The impact rate rises to 5% and more
At 5 percent, mortgage experts say the market will start to see significant pressure.
By L&C’s calculations, a rise in the base rate to that level would see SVR rates rise to 8.49 per cent, or £1,206.83 per month on a £150,000 mortgage – an increase of £308.84 from today’s levels.
“An increase to a bank rate of 5 percent will make life very difficult for many borrowers when their fixed rates expire,” Bolger says.
At 7%, homes that are still affordable for many people at current mortgage rates of 3% to 4% will become unaffordable… This will lead to a significant drop in home prices
“Many won’t pass the remortgage company’s affordability test, but they’ll still be able to get a new deal from their lender by moving the product.”
At 5 per cent, the monthly payments on the £250,000 30-year repayment mortgage would be £1,462.
Bolger says the impact on the market of a 7 percent base rate will be profound, and that’s before the rising cost of food and bills are factored in.
Homes that are still affordable for many people at current mortgage rates of 3 percent to 4 percent will become unaffordable and this will lead to a mix of lower buyers and forced sellers who can’t afford the new higher rates when their fixed price ends. In a significant drop in housing prices.
The last major price drop was between the fall of 2007 and the spring of 2009, when prices fell 20 percent.

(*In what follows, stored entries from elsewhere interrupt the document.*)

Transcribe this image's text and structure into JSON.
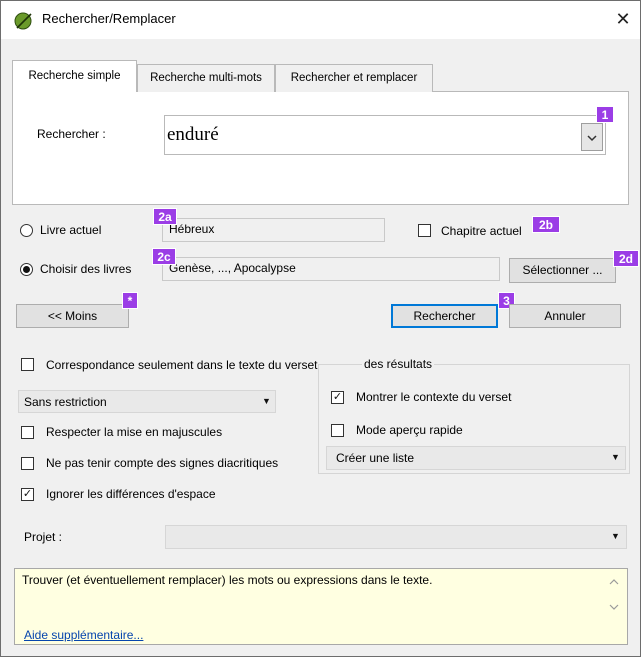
{
  "window": {
    "title": "Rechercher/Remplacer",
    "close_glyph": "✕",
    "app_icon": "green-leaf-icon"
  },
  "tabs": [
    {
      "label": "Recherche simple",
      "active": true
    },
    {
      "label": "Recherche multi-mots",
      "active": false
    },
    {
      "label": "Rechercher et remplacer",
      "active": false
    }
  ],
  "search": {
    "label": "Rechercher :",
    "value": "enduré"
  },
  "scope": {
    "current_book_label": "Livre actuel",
    "current_book_value": "Hébreux",
    "current_book_selected": false,
    "current_chapter_label": "Chapitre actuel",
    "current_chapter_checked": false,
    "choose_books_label": "Choisir des livres",
    "choose_books_value": "Genèse, ..., Apocalypse",
    "choose_books_selected": true,
    "select_button": "Sélectionner ..."
  },
  "buttons": {
    "less": "<< Moins",
    "search": "Rechercher",
    "cancel": "Annuler"
  },
  "badges": {
    "b1": "1",
    "b2a": "2a",
    "b2b": "2b",
    "b2c": "2c",
    "b2d": "2d",
    "star": "*",
    "b3": "3"
  },
  "options": {
    "verse_text_only": {
      "label": "Correspondance seulement dans le texte du verset",
      "checked": false
    },
    "restriction_value": "Sans restriction",
    "match_case": {
      "label": "Respecter la mise en majuscules",
      "checked": false
    },
    "ignore_diacritics": {
      "label": "Ne pas tenir compte des signes diacritiques",
      "checked": false
    },
    "ignore_space": {
      "label": "Ignorer les différences d'espace",
      "checked": true
    }
  },
  "results": {
    "group_label": "des résultats",
    "show_context": {
      "label": "Montrer le contexte du verset",
      "checked": true
    },
    "quick_preview": {
      "label": "Mode aperçu rapide",
      "checked": false
    },
    "output_value": "Créer une liste"
  },
  "project": {
    "label": "Projet :",
    "value": ""
  },
  "info": {
    "text": "Trouver (et éventuellement remplacer) les mots ou expressions dans le texte.",
    "link": "Aide supplémentaire..."
  },
  "colors": {
    "badge": "#9b3de6",
    "info_background": "#ffffe1",
    "focus_border": "#0078d7",
    "link": "#0645ad"
  }
}
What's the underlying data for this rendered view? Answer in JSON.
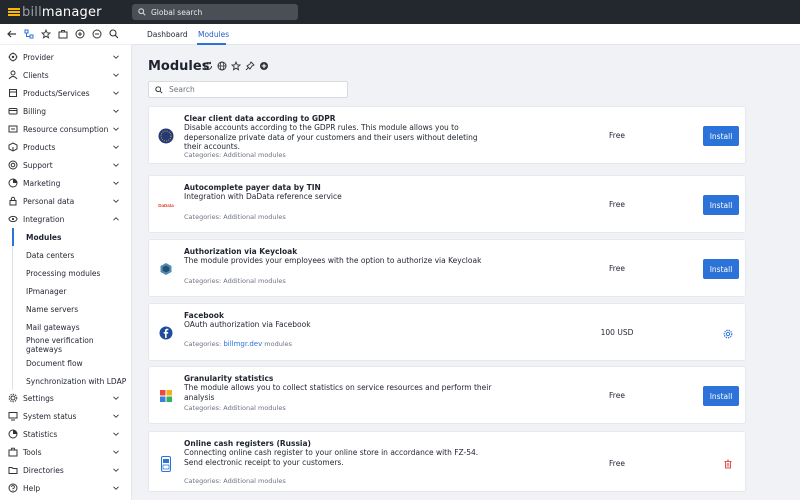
{
  "app": {
    "logo_prefix": "bill",
    "logo_suffix": "manager",
    "global_search_placeholder": "Global search"
  },
  "tabs": [
    {
      "label": "Dashboard"
    },
    {
      "label": "Modules",
      "active": true
    }
  ],
  "sidebar": {
    "items": [
      {
        "label": "Provider",
        "icon": "provider-icon"
      },
      {
        "label": "Clients",
        "icon": "clients-icon"
      },
      {
        "label": "Products/Services",
        "icon": "products-services-icon"
      },
      {
        "label": "Billing",
        "icon": "billing-icon"
      },
      {
        "label": "Resource consumption",
        "icon": "resource-icon"
      },
      {
        "label": "Products",
        "icon": "products-icon"
      },
      {
        "label": "Support",
        "icon": "support-icon"
      },
      {
        "label": "Marketing",
        "icon": "marketing-icon"
      },
      {
        "label": "Personal data",
        "icon": "personal-data-icon"
      },
      {
        "label": "Integration",
        "icon": "integration-icon",
        "expanded": true
      }
    ],
    "integration_sub": [
      {
        "label": "Modules",
        "active": true
      },
      {
        "label": "Data centers"
      },
      {
        "label": "Processing modules"
      },
      {
        "label": "IPmanager"
      },
      {
        "label": "Name servers"
      },
      {
        "label": "Mail gateways"
      },
      {
        "label": "Phone verification gateways"
      },
      {
        "label": "Document flow"
      },
      {
        "label": "Synchronization with LDAP"
      }
    ],
    "items_after": [
      {
        "label": "Settings",
        "icon": "settings-icon"
      },
      {
        "label": "System status",
        "icon": "system-status-icon"
      },
      {
        "label": "Statistics",
        "icon": "statistics-icon"
      },
      {
        "label": "Tools",
        "icon": "tools-icon"
      },
      {
        "label": "Directories",
        "icon": "directories-icon"
      },
      {
        "label": "Help",
        "icon": "help-icon"
      }
    ]
  },
  "main": {
    "title": "Modules",
    "search_placeholder": "Search",
    "cards": [
      {
        "title": "Clear client data according to GDPR",
        "desc": "Disable accounts according to the GDPR rules. This module allows you to depersonalize private data of your customers and their users without deleting their accounts.",
        "category_prefix": "Categories: Additional modules",
        "price": "Free",
        "action": "Install",
        "icon": "gdpr-icon"
      },
      {
        "title": "Autocomplete payer data by TIN",
        "desc": "Integration with DaData reference service",
        "category_prefix": "Categories: Additional modules",
        "price": "Free",
        "action": "Install",
        "icon": "dadata-icon"
      },
      {
        "title": "Authorization via Keycloak",
        "desc": "The module provides your employees with the option to authorize via Keycloak",
        "category_prefix": "Categories: Additional modules",
        "price": "Free",
        "action": "Install",
        "icon": "keycloak-icon"
      },
      {
        "title": "Facebook",
        "desc": "OAuth authorization via Facebook",
        "category_prefix": "Categories:",
        "category_link": "billmgr.dev",
        "category_suffix": "modules",
        "price": "100 USD",
        "action_icon": "settings-gear-icon",
        "icon": "facebook-icon"
      },
      {
        "title": "Granularity statistics",
        "desc": "The module allows you to collect statistics on service resources and perform their analysis",
        "category_prefix": "Categories: Additional modules",
        "price": "Free",
        "action": "Install",
        "icon": "granularity-icon"
      },
      {
        "title": "Online cash registers (Russia)",
        "desc": "Connecting online cash register to your online store in accordance with FZ-54. Send electronic receipt to your customers.",
        "category_prefix": "Categories: Additional modules",
        "price": "Free",
        "action_icon": "trash-icon",
        "icon": "cash-register-icon"
      }
    ]
  },
  "colors": {
    "topbar": "#23272e",
    "accent": "#2b73d8",
    "logo_yellow": "#f5b50c",
    "danger": "#e0554b"
  }
}
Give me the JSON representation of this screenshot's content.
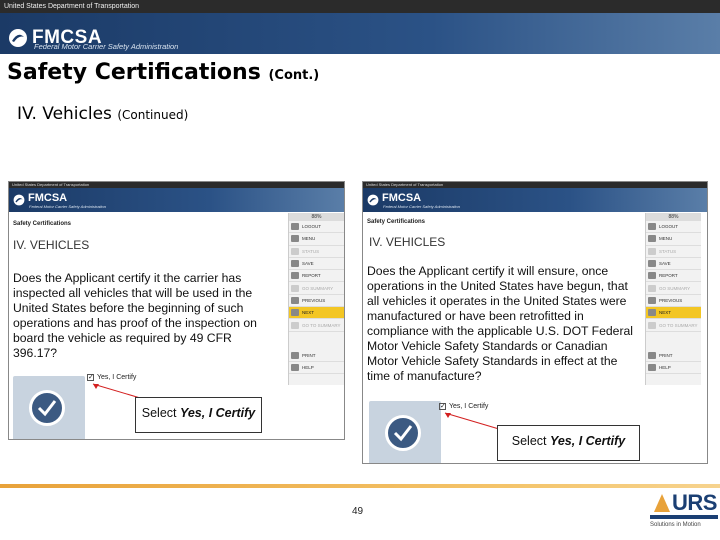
{
  "banner": {
    "agency": "United States Department of Transportation",
    "name": "FMCSA",
    "tagline": "Federal Motor Carrier Safety Administration"
  },
  "slide": {
    "title": "Safety Certifications",
    "title_suffix": "(Cont.)",
    "section": "IV.  Vehicles",
    "section_suffix": "(Continued)",
    "page_number": "49"
  },
  "screens": [
    {
      "agency": "United States Department of Transportation",
      "name": "FMCSA",
      "tagline": "Federal Motor Carrier Safety Administration",
      "heading": "Safety Certifications",
      "section": "IV. VEHICLES",
      "question": "Does the Applicant certify it the carrier has inspected all vehicles that will be used in the United States before the beginning of such operations and has proof of the inspection on board the vehicle as required by 49 CFR 396.17?",
      "progress": "88%",
      "menu": [
        "LOGOUT",
        "MENU",
        "STATUS",
        "SAVE",
        "REPORT",
        "GO SUMMARY",
        "PREVIOUS",
        "NEXT",
        "GO TO SUMMARY",
        "PRINT",
        "HELP"
      ],
      "certify_label": "Yes, I Certify",
      "callout_prefix": "Select ",
      "callout_emph": "Yes, I Certify"
    },
    {
      "agency": "United States Department of Transportation",
      "name": "FMCSA",
      "tagline": "Federal Motor Carrier Safety Administration",
      "heading": "Safety Certifications",
      "section": "IV. VEHICLES",
      "question": "Does the Applicant certify it will ensure, once operations in the United States have begun, that all vehicles it operates in the United States were manufactured or have been retrofitted in compliance with the applicable U.S. DOT Federal Motor Vehicle Safety Standards or Canadian Motor Vehicle Safety Standards in effect at the time of manufacture?",
      "progress": "88%",
      "menu": [
        "LOGOUT",
        "MENU",
        "STATUS",
        "SAVE",
        "REPORT",
        "GO SUMMARY",
        "PREVIOUS",
        "NEXT",
        "GO TO SUMMARY",
        "PRINT",
        "HELP"
      ],
      "certify_label": "Yes, I Certify",
      "callout_prefix": "Select ",
      "callout_emph": "Yes, I Certify"
    }
  ],
  "footer": {
    "logo_text": "URS",
    "logo_sub": "Solutions in Motion"
  },
  "colors": {
    "banner": "#2b5286",
    "menu_active": "#f3c624",
    "footer_rule": "#e8a23a",
    "urs_blue": "#1b3f73"
  }
}
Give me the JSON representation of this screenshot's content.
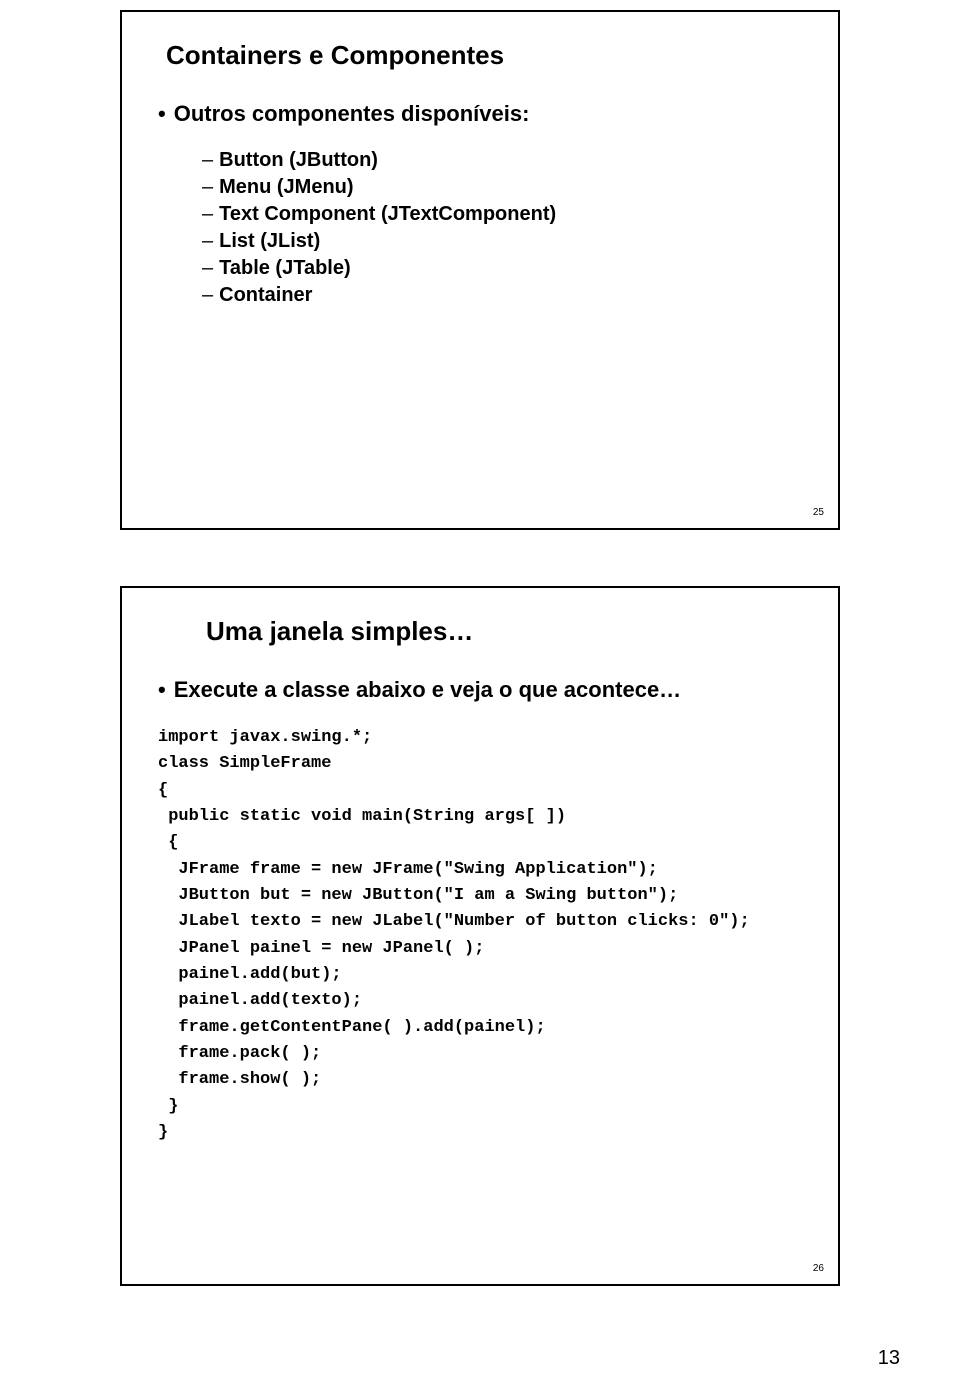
{
  "slide1": {
    "title": "Containers e Componentes",
    "bullet": "Outros componentes disponíveis:",
    "items": [
      "Button (JButton)",
      "Menu (JMenu)",
      "Text Component (JTextComponent)",
      "List (JList)",
      "Table (JTable)",
      "Container"
    ],
    "num": "25"
  },
  "slide2": {
    "title": "Uma janela simples…",
    "bullet": "Execute a classe abaixo e veja o que acontece…",
    "code": "import javax.swing.*;\nclass SimpleFrame\n{\n public static void main(String args[ ])\n {\n  JFrame frame = new JFrame(\"Swing Application\");\n  JButton but = new JButton(\"I am a Swing button\");\n  JLabel texto = new JLabel(\"Number of button clicks: 0\");\n  JPanel painel = new JPanel( );\n  painel.add(but);\n  painel.add(texto);\n  frame.getContentPane( ).add(painel);\n  frame.pack( );\n  frame.show( );\n }\n}",
    "num": "26"
  },
  "pageNumber": "13"
}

Bolger says that if bank interest rates rise to 7 per cent, the UK could see a similar drop in rates of up to 25 per cent.
How about a stress test of affordability?
In theory, most people with a mortgage should be able to afford a 7 percent mortgage rate because they would have been stress tested at about that level when they took out the mortgage.
Last month, the Bank of England called for a mandatory mortgage affordability test – but most experts expect lenders to continue testing borrowers’ finances to similar levels.
However, broker Oli Pearce of Guild Mortgage Services says the calculation would not have taken into account the huge inflation fears hitting households right now.
“Although people can technically afford the level of borrowing, they may not actually be able to afford the monthly payments,” he says.
Pierce also mentions the impact rate increases will have on the rental market. He says that higher interest rates increase costs for private landlords, and this will be reflected in rents for tenants.
“The alternative is for landlords to start selling their inventory and reduce the availability of rental properties even further,” he adds.
“Owners are already having to bear the brunt of improving the energy efficiency of a property [to meet proposed regulations]And changes in taxes and mortgage costs that are now likely to rise, so renters are more likely to see rent payments increase if they rise significantly.
Best mortgage rates and how to find them
Mortgage rates skyrocketed as the Bank of England’s base rate rose rapidly.
If you are looking to buy your first home, move or remortgage, or are a buy-to-let owner, it is important to get good mortgage advice from a broker who can help you find the best deal.
To help our readers find the best mortgage, This is Money has partnered with an independent, no-fee L&C broker.
The Mortgage Calculator backed by L&C allows you to filter deals to see which ones fit your home value and deposit level.
You can also compare different durations of mortgage rates, from two-year fixes, to five-year fixes and ten-year fixes, displaying monthly and total costs.
Use the tool at the link below to compare the best deals, factoring in fees and prices. You can also start an online application on your own time and save it as you move forward.